Now this miracle could be anything: a new job or relationship to fall in our lap, or for the significant other we are involved with to magically change their entire personality and be the person we want them to be (more on this another time), or really any opportunity that we think might turn our lives around.
Have we gone insane?
If I’m being honest, I am hardly warming the bench in the majority of the areas of my life. I’ve been actively making it a priority to not sit on the sidelines and watch my life pass me by in so many ways, but it has become glaringly obvious to me through this that it hasn’t reached all the areas of my life quite yet and I, too, am guilty. There are moments and even days where I feel so incredibly stuck and even worse, trapped in the hamster wheel that is my life right now. I know that there is something bigger meant for me and ways that I can do more, be more, and live more, but I can’t see past my nose to make a step in the right direction. Part of me is overwhelmed with the endless possibilities and directions I could take that it leaves me frozen in place.
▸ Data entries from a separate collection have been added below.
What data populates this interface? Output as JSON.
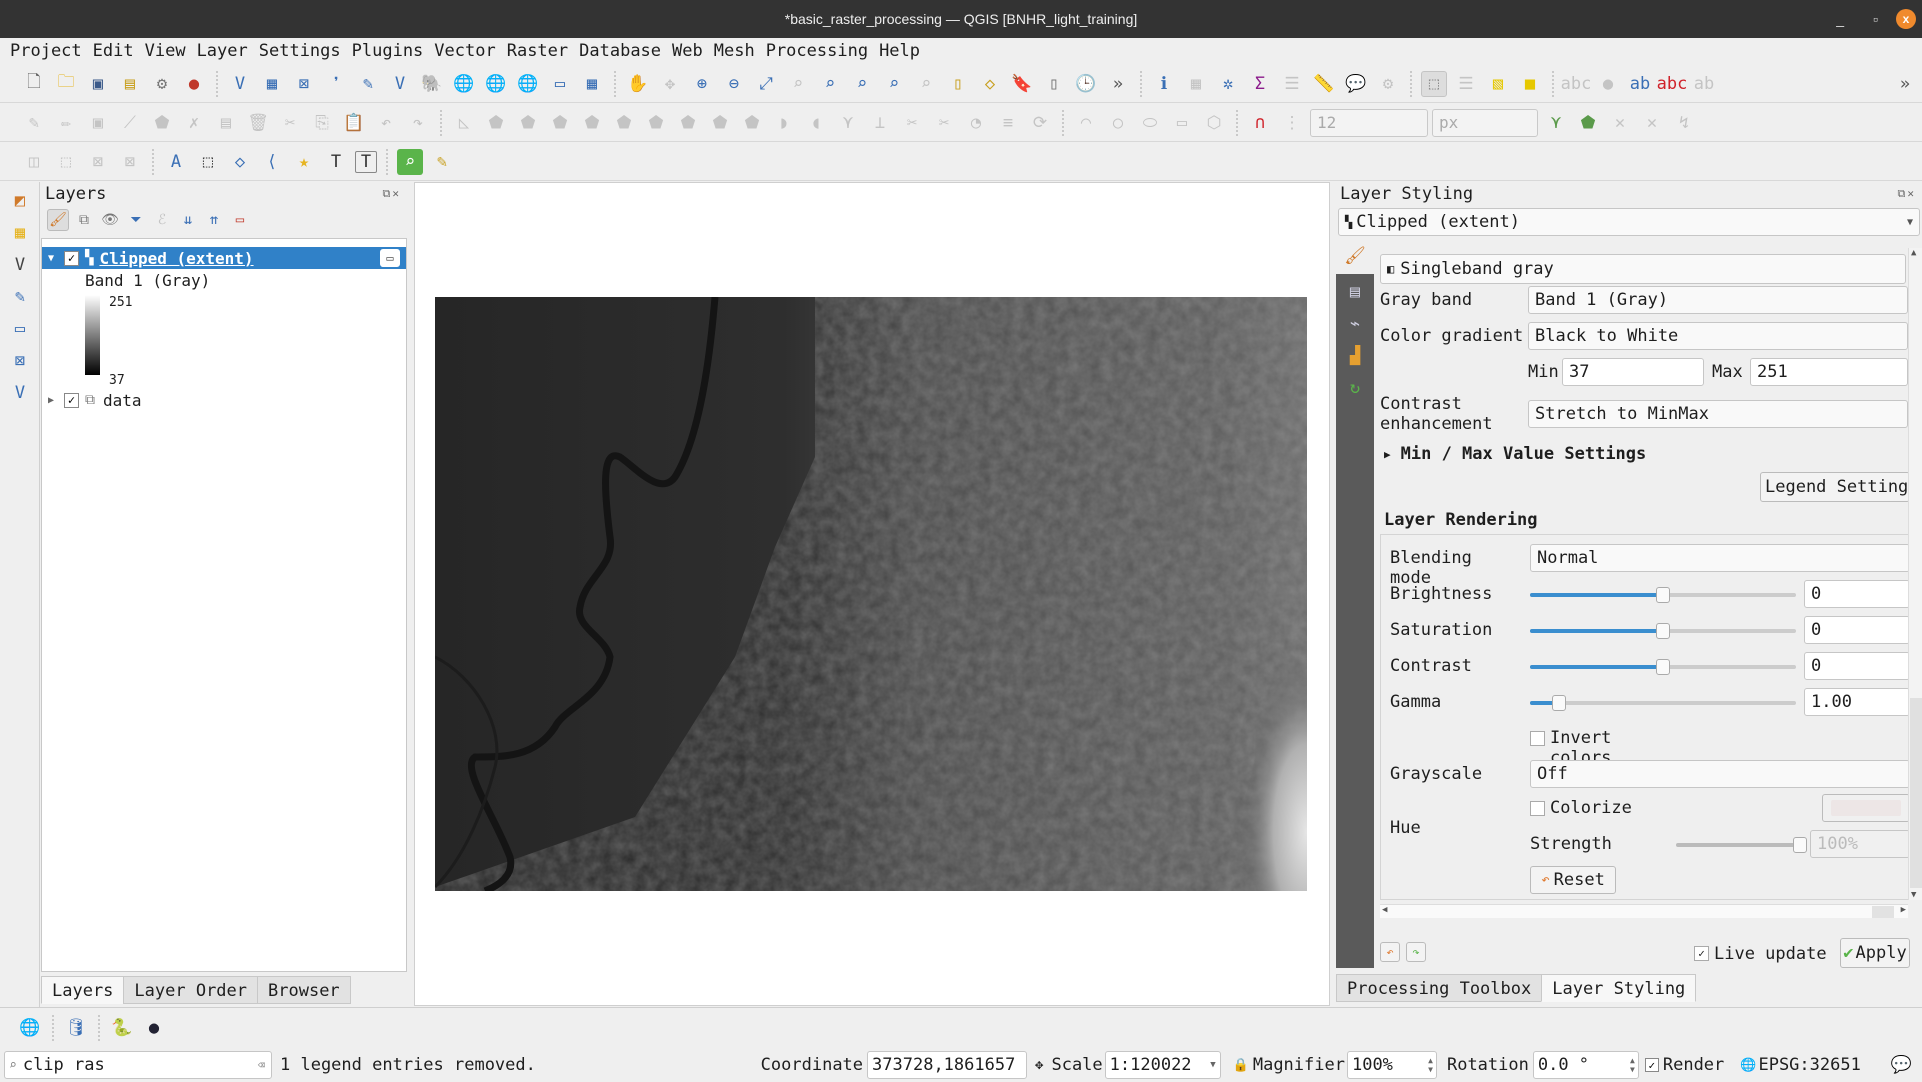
{
  "window": {
    "title": "*basic_raster_processing — QGIS [BNHR_light_training]",
    "controls": {
      "minimize": "_",
      "maximize": "▫",
      "close": "x"
    }
  },
  "menubar": [
    "Project",
    "Edit",
    "View",
    "Layer",
    "Settings",
    "Plugins",
    "Vector",
    "Raster",
    "Database",
    "Web",
    "Mesh",
    "Processing",
    "Help"
  ],
  "toolbar": {
    "snapping_tolerance": "12",
    "snapping_units": "px",
    "overflow": "»"
  },
  "layers_panel": {
    "title": "Layers",
    "layers": [
      {
        "name": "Clipped (extent)",
        "checked": true,
        "expanded": true,
        "selected": true,
        "legend": {
          "band": "Band 1 (Gray)",
          "max": "251",
          "min": "37"
        }
      },
      {
        "name": "data",
        "checked": true,
        "expanded": false,
        "selected": false,
        "type": "group"
      }
    ],
    "tabs": [
      "Layers",
      "Layer Order",
      "Browser"
    ],
    "active_tab": "Layers"
  },
  "layer_styling": {
    "title": "Layer Styling",
    "layer_select": "Clipped (extent)",
    "renderer": "Singleband gray",
    "gray_band_label": "Gray band",
    "gray_band": "Band 1 (Gray)",
    "color_gradient_label": "Color gradient",
    "color_gradient": "Black to White",
    "min_label": "Min",
    "min": "37",
    "max_label": "Max",
    "max": "251",
    "contrast_label_1": "Contrast",
    "contrast_label_2": "enhancement",
    "contrast_enhancement": "Stretch to MinMax",
    "minmax_section": "Min / Max Value Settings",
    "legend_settings": "Legend Settings",
    "rendering_section": "Layer Rendering",
    "blending_label": "Blending mode",
    "blending": "Normal",
    "brightness_label": "Brightness",
    "brightness": "0",
    "brightness_pos": 0.5,
    "saturation_label": "Saturation",
    "saturation": "0",
    "saturation_pos": 0.5,
    "contrast_label": "Contrast",
    "contrast": "0",
    "contrast_pos": 0.5,
    "gamma_label": "Gamma",
    "gamma": "1.00",
    "gamma_pos": 0.11,
    "invert_colors": "Invert colors",
    "grayscale_label": "Grayscale",
    "grayscale": "Off",
    "hue_label": "Hue",
    "colorize": "Colorize",
    "strength_label": "Strength",
    "strength": "100%",
    "strength_pos": 1.0,
    "reset": "Reset",
    "live_update": "Live update",
    "live_update_checked": true,
    "apply": "Apply"
  },
  "right_tabs": [
    "Processing Toolbox",
    "Layer Styling"
  ],
  "active_right_tab": "Layer Styling",
  "statusbar": {
    "search": "clip ras",
    "message": "1 legend entries removed.",
    "coordinate_label": "Coordinate",
    "coordinate": "373728,1861657",
    "scale_label": "Scale",
    "scale": "1:120022",
    "magnifier_label": "Magnifier",
    "magnifier": "100%",
    "rotation_label": "Rotation",
    "rotation": "0.0 °",
    "render_label": "Render",
    "render_checked": true,
    "crs": "EPSG:32651"
  }
}
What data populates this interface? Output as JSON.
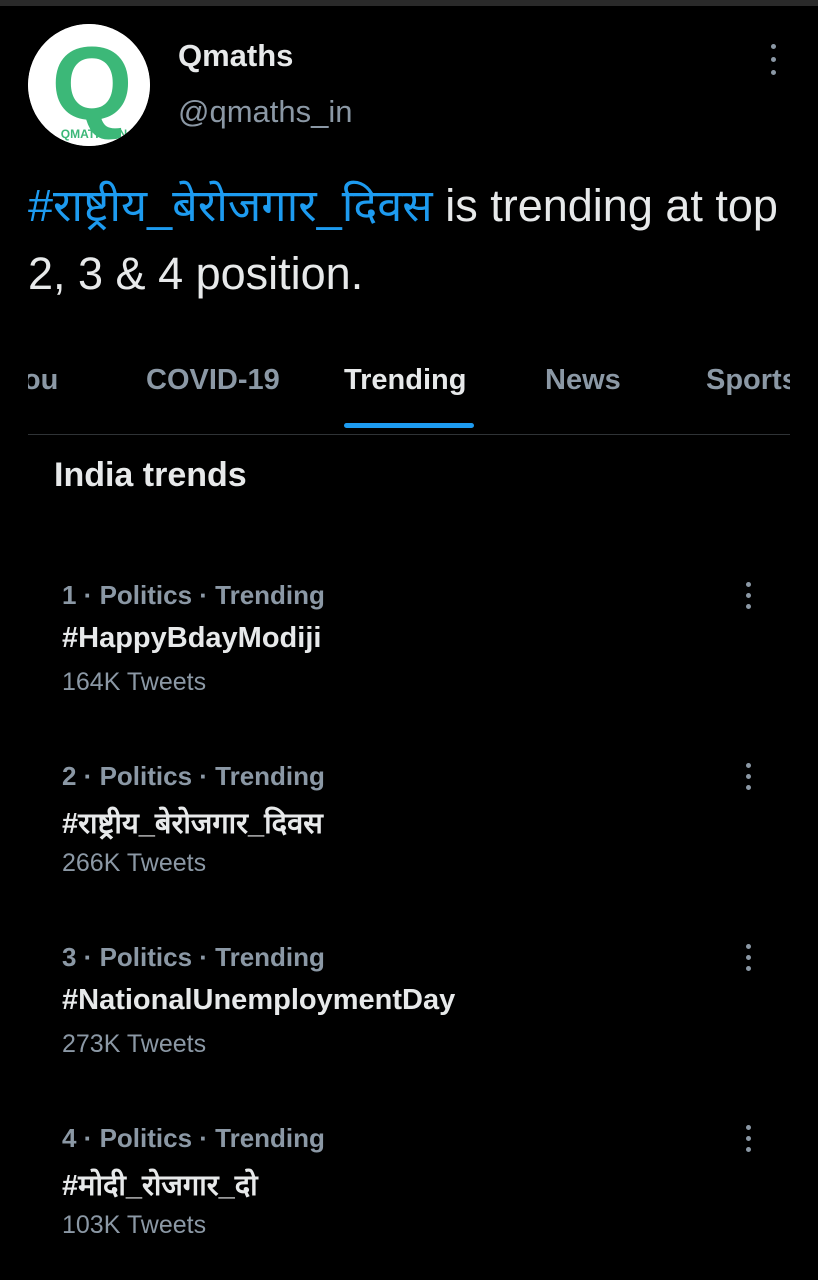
{
  "tweet": {
    "display_name": "Qmaths",
    "handle": "@qmaths_in",
    "avatar_letter": "Q",
    "avatar_caption": "QMATHS.IN",
    "avatar_color": "#3cb878",
    "hashtag": "#राष्ट्रीय_बेरोजगार_दिवस",
    "text_after_hashtag": " is trending at top 2, 3 & 4 position."
  },
  "tabs": [
    {
      "label": "For you",
      "active": false
    },
    {
      "label": "COVID-19",
      "active": false
    },
    {
      "label": "Trending",
      "active": true
    },
    {
      "label": "News",
      "active": false
    },
    {
      "label": "Sports",
      "active": false
    }
  ],
  "section_title": "India trends",
  "trends": [
    {
      "meta": "1 · Politics · Trending",
      "tag": "#HappyBdayModiji",
      "count": "164K Tweets"
    },
    {
      "meta": "2 · Politics · Trending",
      "tag": "#राष्ट्रीय_बेरोजगार_दिवस",
      "count": "266K Tweets"
    },
    {
      "meta": "3 · Politics · Trending",
      "tag": "#NationalUnemploymentDay",
      "count": "273K Tweets"
    },
    {
      "meta": "4 · Politics · Trending",
      "tag": "#मोदी_रोजगार_दो",
      "count": "103K Tweets"
    }
  ],
  "colors": {
    "background": "#000000",
    "accent": "#1d9bf0",
    "primary_text": "#e7e9ea",
    "secondary_text": "#8b98a5"
  },
  "icons": {
    "tweet_menu": "more-vertical-icon",
    "trend_menu": "more-vertical-icon"
  }
}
Sylvia Plath describes it best…
I saw my life branching out before me like the green fig tree in the story. From the tip of every branch, like a fat purple fig, a wonderful future beckoned and winked. One fig was a husband and a happy home and children, and another fig was a famous poet and another fig was a brilliant professor, and another fig was Ee Gee, the amazing editor, and another fig was Europe and Africa and South America, and another fig was Constantin and Socrates and Attila and a pack of other lovers with queer names and offbeat professions, and another fig was an Olympic lady crew champion, and beyond and above these figs were many more figs I couldn’t quite make out. I saw myself sitting in the crotch of this fig tree, starving to death, just because I couldn’t make up my mind which of the figs I would choose. I wanted each and every one of them, but choosing one meant losing all the rest, and, as I sat there, unable to decide, the figs began to wrinkle and go black, and, one by one, they plopped to the ground at my feet
– The Bell Jar
This is my life right now. I can do anything, be anything, go anywhere… all it takes is a step to get started and my feet are glued to the floor. I am constantly asking myself this question:
If you do not change a single thing, how can anything in your life change?
The simple answer- it can’t! So what the crap am I doing waiting?!
Positive thoughts, faith, visualizing, praying… all great things, but action must be taken if anything is going to happen!
And here’s the kicker- you don’t even have to overhaul your life- you just have to make one small move, one baby step at a time. So what step will be taken today? Not tomorrow, not next week, or month, or year…just today. What is one simple thing that you want to do for yourself today that will move you even if only an inch? Make it.
I don’t want waiting to become my life. And I don’t want that for any of you either.